CARACAS, Venezuela (AP) _ A constitutional assembly on Friday reversed a decision to exclude the Supreme Court and the national Judicial Council from a commission overhauling Venezuela's court system.

The commission _ formed Thursday as part of a judicial emergency declared by the assembly _ will now include Supreme Court Justice Alirio Abreu Burelli and the Judicial Council's Nelly Morillo.

The earlier decision to exclude them was seen as a snub to established powers, who had hoped to have a say in the judicial reform.

Venezuela's court system is in desperate need of an overhaul. It is plagued by chronic corruption and an astounding case backlog. Only about 9,700 of the country's 23,000 prisoners have actually been convicted.

But opposition leaders have complained that the 131-member assembly, elected last month to write a new constitution, is a mere guise to concentrate power in the hands of President Hugo Chavez, a former coup leader promising to bring a ``social revolution'' to Venezuela.

Members of Chavez's leftist Patriotic Pole coalition control 92 percent of the assembly's seats.

Thursday's declaration of a judicial emergency gives the assembly sweeping new powers to fire judges and overhaul the court system.

Nearly half of Venezuela's 4,700 judges could be suspended or dismissed because of pending accusations of corruption or other irregularities.

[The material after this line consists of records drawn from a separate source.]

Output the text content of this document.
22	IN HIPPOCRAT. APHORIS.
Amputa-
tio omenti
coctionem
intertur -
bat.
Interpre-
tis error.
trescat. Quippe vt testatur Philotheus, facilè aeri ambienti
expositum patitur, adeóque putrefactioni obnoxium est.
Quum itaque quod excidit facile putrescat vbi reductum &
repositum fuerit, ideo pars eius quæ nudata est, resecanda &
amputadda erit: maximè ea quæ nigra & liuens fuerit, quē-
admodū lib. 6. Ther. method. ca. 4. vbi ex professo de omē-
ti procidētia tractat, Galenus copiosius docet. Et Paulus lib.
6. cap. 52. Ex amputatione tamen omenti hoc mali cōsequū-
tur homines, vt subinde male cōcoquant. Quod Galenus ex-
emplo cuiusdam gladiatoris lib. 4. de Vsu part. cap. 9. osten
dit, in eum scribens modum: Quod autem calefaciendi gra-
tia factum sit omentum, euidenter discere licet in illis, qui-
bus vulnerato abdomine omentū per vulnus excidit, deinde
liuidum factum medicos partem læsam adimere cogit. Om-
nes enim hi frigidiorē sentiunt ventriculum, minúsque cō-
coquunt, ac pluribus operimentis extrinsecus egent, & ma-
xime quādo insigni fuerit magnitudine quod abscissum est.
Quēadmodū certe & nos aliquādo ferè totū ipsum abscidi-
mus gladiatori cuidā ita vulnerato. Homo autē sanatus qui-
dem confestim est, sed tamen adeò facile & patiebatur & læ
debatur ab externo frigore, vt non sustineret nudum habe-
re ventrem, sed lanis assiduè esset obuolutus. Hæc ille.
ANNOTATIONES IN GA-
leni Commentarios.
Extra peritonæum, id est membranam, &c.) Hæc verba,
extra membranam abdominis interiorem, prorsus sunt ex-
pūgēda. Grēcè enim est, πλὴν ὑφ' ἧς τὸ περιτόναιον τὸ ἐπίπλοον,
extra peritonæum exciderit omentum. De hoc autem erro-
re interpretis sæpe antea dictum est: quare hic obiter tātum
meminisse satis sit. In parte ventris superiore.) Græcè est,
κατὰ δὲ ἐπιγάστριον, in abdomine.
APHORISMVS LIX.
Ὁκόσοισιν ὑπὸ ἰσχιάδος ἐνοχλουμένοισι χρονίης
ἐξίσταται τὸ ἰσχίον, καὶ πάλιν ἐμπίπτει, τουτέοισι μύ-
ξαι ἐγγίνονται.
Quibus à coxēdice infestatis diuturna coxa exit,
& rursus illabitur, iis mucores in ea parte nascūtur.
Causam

The emergency declaration also set the stage for a confrontation with the Supreme Court, which has ruled that the assembly's mission is limited to writing a new constitution, not intervening in other branches of government.

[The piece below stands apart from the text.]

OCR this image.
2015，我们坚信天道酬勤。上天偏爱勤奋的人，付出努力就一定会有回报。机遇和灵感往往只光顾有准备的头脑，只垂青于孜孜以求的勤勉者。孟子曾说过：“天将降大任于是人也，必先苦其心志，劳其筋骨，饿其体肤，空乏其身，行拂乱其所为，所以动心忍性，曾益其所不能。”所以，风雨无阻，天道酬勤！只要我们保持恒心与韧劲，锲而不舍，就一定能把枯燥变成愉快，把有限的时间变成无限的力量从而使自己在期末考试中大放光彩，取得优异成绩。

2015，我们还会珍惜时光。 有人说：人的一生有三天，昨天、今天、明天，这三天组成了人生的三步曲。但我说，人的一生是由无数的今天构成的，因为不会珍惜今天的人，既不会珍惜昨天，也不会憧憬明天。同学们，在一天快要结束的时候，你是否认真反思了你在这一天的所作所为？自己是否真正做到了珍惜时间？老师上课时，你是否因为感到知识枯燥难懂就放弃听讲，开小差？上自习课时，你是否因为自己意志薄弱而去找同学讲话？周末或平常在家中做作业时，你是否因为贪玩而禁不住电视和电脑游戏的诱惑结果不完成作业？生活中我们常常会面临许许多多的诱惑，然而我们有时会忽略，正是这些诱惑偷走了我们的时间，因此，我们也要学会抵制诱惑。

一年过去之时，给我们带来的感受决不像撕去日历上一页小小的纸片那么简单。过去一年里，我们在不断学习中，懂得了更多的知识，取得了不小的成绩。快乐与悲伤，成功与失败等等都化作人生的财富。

The decision to include the Supreme Court and Judicial Council, which oversees the work of judges, seemed an attempt to avoid a clash between public powers.

``What's important is reaching the goal of cleaning up the justice system, and for that we need the best people, honest people, regardless of where they come from,'' said assembly president Luis Miquilena, Chavez's former Interior Minister.